Le candidat Sarkozy avait annoncé que, s’il était élu, il ferait une retraite de quelques jours afin de se pénétrer de la fonction qu’il devrait exercer. Il n’avait pas précisé le monastère de son choix, mais nul n’avait compris que ce lieu de méditation serait le yacht du milliardaire Vincent Bolloré. Deuxième claque assénée aux électeurs des classes moyenne et populaire. Et de nouveau le chœur des soutiens de se déchaîner : « Comment cela, un président a le droit a un peu de repos, après tout il est bien libre de mener sa vie privée comme il l’entend, et les autres, les Giscard, les Mitterrand, les Chirac, ils n’avaient pas de goûts de luxe ? Ils ne les montraient pas, c’est tout. Sarko, lui, a la franchise de ses penchants et de son comportement, et cela va faire progresser la démocratie et la vie républicaine ! » Ben voyons ! Pourquoi cela ne ferait-il pas progresser aussi la recherche sur le cancer ou la lutte contre le réchauffement climatique ? « N’importe quoi ! » comme diraient les ados, qui finalement ont plus souvent raison qu’on ne le croit. Deuxième grave erreur, donc. Et erreur majeure, elle aussi, car elle affecte l’image du nouvel élu, autrement dit l’idée que les gens s’en font et qui risque de ne plus les quitter de longtemps, tant les premières impressions sont fortes et tant il faut s’en méfier car, selon le mot fameux, ce sont les bonnes. Comment ne pas mettre au compte de l’incompétence ce second faux pas ? Un président de la République nouvellement élu n’est jamais un nouveau né en politique et Sarkozy encore moins qu’un autre, lui qui n’a jamais cessé d’avoir en ligne de mire le sommet du pouvoir et son détenteur durant les trente années de son ascension. Or voilà qu’il y atterrit comme un cheveu sur la soupe. Mauvais goût, mauvaise éducation certes, mais surtout incroyable légèreté, invraisemblable irréflexion. Tout le contraire des qualités qu’on attend d’un homme d’Etat.

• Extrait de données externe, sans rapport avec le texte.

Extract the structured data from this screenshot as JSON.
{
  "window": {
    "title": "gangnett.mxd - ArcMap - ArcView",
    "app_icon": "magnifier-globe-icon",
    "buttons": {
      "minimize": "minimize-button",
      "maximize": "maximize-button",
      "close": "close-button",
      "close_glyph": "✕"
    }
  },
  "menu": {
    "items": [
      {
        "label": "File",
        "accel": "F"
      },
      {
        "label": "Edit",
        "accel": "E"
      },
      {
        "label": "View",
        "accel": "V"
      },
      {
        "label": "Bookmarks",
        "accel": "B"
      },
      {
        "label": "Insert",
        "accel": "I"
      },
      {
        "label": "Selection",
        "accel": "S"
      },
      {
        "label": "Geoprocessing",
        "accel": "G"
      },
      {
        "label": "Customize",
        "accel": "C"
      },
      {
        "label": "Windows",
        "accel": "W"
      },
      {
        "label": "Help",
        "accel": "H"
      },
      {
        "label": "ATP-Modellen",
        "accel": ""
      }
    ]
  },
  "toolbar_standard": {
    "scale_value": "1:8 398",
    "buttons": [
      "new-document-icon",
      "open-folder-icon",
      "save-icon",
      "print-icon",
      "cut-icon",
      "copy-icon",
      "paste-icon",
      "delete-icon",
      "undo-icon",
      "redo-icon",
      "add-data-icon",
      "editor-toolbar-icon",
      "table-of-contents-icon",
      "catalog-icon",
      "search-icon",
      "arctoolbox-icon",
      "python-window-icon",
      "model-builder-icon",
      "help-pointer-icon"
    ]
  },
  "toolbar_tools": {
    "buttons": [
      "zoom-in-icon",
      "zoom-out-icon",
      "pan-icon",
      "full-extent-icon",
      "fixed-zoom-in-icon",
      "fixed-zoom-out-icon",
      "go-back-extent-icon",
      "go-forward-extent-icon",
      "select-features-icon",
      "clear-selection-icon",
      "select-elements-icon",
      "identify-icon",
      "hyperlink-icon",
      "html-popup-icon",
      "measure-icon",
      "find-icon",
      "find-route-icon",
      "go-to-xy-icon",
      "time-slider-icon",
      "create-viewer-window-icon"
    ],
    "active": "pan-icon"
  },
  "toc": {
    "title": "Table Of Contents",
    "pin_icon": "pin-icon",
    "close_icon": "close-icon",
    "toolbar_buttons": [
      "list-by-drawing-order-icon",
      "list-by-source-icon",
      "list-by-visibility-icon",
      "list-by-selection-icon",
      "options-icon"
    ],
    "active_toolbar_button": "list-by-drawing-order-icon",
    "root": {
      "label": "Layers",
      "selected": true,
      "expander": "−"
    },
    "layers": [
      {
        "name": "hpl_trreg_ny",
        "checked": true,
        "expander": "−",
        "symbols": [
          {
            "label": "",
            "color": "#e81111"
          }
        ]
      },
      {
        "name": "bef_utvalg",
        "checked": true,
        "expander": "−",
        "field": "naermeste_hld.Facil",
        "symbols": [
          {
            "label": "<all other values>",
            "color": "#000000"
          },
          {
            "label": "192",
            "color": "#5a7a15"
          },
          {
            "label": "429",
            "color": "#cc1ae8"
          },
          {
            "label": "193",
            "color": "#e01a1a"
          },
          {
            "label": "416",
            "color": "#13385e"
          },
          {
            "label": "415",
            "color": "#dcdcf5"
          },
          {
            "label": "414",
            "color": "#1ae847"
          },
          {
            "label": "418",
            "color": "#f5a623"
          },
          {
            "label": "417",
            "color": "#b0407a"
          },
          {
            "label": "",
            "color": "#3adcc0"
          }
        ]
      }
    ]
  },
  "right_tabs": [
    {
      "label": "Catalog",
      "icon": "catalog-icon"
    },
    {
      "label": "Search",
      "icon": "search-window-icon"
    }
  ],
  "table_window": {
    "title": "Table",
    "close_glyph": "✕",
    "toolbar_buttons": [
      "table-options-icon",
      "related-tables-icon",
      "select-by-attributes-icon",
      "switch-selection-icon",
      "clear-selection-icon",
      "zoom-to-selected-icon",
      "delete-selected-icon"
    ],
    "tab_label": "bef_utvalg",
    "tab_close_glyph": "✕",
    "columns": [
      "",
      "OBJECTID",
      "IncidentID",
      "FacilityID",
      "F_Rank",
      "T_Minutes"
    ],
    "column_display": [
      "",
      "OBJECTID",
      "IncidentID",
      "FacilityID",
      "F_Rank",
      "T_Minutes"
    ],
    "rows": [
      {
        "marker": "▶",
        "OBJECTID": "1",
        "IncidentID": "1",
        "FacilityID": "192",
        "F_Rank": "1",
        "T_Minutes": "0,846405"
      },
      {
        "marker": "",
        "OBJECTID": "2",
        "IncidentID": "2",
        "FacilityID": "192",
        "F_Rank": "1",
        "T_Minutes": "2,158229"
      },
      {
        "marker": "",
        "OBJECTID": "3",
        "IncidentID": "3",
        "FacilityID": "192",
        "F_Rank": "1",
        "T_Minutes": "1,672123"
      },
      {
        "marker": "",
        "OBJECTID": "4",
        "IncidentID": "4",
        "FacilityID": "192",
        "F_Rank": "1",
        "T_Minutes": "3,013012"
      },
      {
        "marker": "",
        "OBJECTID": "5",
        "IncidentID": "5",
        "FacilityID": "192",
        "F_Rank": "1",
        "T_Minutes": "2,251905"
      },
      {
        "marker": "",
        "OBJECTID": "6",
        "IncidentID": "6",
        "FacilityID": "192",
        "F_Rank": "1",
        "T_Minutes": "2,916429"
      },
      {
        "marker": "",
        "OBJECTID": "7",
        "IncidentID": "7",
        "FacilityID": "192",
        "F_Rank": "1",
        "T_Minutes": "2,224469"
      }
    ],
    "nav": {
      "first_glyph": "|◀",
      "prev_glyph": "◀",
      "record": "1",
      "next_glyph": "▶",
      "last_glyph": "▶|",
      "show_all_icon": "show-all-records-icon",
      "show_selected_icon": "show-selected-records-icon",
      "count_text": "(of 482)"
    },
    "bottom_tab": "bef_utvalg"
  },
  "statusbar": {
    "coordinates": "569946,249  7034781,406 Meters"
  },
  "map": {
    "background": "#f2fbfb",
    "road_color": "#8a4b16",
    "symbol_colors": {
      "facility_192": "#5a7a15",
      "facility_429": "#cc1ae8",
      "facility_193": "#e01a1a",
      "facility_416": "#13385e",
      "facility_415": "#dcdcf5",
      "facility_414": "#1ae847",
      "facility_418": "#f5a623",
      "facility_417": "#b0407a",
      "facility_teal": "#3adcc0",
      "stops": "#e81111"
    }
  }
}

Dès ce moment, la messe est dite, si l’on ose l’expression s’agissant du grand maître de la vie spirituelle que va se révéler être Nicolas Sarkozy quelques mois plus tard quand, chanoine honoraire de Latran, il s’emploiera à classer par ordre d’importance le curé et l’instituteur et à réserver aux seuls détenteurs d’une foi religieuse la vertu d’espérance. En attendant, cela commence on ne peut plus mal. D’autant que revenu de son périple en mer Egée, il cède à l’invitation de Jacques Chirac, encore président pour quelques jours, et s’en va inaugurer avec lui, au jardin du Luxembourg à Paris, une stèle commémorant l’esclavage. Pas gêné, Sarkozy est tout joyeux à côté de celui qu’il vient de détrôner mais qui préside avec autorité la cérémonie, aidé de sa haute taille et de ses décennies d’expérience, et auprès duquel Sarkozy fait vraiment tout petit. Mais là n’est pas le problème. Au cours de sa campagne, Sarkozy a stigmatisé à maintes reprises la repentance, pour la plus grande satisfaction du peuple de droite qui n’en peut plus de se voir insulté en permanence par les grandes consciences pour les turpitudes d’un colonialisme dont les plus grands apôtres – faut-il le rappeler ? – étaient pourtant des hommes de gauche, comme Jules Ferry, qui ne désiraient rien tant que d’apporter les vertus de la civilisation aux « races inférieures », comme ils le disaient eux-mêmes. Alors aller s’afficher, à peine élu et même pas encore installé, à une cérémonie de repentance aux côtés du grand maître de la discipline, Jacques Chirac, il fallait vraiment le faire ! Eh bien, il l’a fait, Sarko ! Quel type, quand même ! Pour une connerie, c’est une belle connerie. De quoi foutre en l’air des années d’effort. Car enfin, se dédire aussi rapidement d’un engagement majeur de sa campagne est totalement inimaginable pour n’importe quel politicien normalement constitué. Et voilà que lui, Sarkozy, élu président il y a quelques jours, saute allègrement dans la première flaque d’eau venue, qui va le laisser humide pendant tout son mandat ! Qu’est-ce, sinon de l’incompétence ?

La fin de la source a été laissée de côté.